Chapitre 5. Dérive [00:27:09]

L'adaptation peut donc être impressionnante. La dérive est quelque chose qui fait appel aux geeks parmi nous. J'ai aussi un côté geek, d'accord ? La dérive n'est pas une chose si belle sur le plan morphologique ou artistique. C'est une chose mathématiquement belle. La dérive se produit chaque fois qu'il n'y a pas de corrélation entre le succès de reproduction et la variation d'un trait, et elle produit des modèles comme celui-ci.

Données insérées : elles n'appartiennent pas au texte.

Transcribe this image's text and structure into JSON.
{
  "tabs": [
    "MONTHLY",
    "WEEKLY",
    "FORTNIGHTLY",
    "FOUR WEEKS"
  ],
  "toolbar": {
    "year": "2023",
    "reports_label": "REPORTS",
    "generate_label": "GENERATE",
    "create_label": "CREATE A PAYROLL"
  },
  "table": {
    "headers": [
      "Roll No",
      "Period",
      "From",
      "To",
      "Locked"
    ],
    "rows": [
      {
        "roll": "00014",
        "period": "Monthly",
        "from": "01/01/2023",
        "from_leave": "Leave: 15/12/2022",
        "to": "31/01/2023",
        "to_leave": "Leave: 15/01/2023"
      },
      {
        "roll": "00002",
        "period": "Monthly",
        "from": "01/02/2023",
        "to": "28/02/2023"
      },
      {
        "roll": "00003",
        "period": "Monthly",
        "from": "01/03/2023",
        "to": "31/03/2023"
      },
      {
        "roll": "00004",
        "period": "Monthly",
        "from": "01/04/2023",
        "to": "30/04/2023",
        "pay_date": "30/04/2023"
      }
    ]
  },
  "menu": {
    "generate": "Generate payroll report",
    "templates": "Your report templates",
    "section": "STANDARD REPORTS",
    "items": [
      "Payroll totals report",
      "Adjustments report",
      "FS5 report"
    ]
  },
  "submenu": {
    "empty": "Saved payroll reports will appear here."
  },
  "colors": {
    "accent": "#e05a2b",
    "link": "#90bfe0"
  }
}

Donc, ici, nous commençons avec 20 populations, et nous les commençons toutes avec une fréquence de gène de 0,5, et nous laissons la méiose, ce qui revient à lancer une pièce de monnaie, et nous laissons la variation et le succès de reproduction suivre leur cours, et nous les exécutons simplement. populations pendant 20 générations, et vous pouvez voir qu'il y a à peu près une distribution tout aussi probable d'états finaux ici. Donc, nous commençons tous à 0,5, et cela devient bruyant au fur et à mesure que nous avançons.

C'est donc une image du processus de dérive, et si l'une de ces populations atteint 1 ou descend à 0, en termes de fréquence des gènes, le processus s'arrêtera, car ce sont des états absorbants. Si la fréquence devient 1, alors tout le monde l'a et il ne peut y avoir aucun changement, et si la fréquence devient 0, alors personne ne l'a et il ne peut y avoir aucun changement. C'est donc ce que l'on entend par état absorbant.

Maintenant, en première approximation, les traits de l'organisme entier sont les produits de la sélection naturelle. Peut-être pas dans le passé immédiat, mais généralement à un moment donné de l'histoire de la vie, un trait d'organisme entier aura été soumis à la sélection naturelle. Il aura donc été façonné et conçu par ce processus. Et en première approximation, de nombreuses séquences d'ADN ont été façonnées par dérive. Nous voyons donc la conception dans l'ensemble de l'organisme et nous voyons du bruit dans le génome, à quelques exceptions près.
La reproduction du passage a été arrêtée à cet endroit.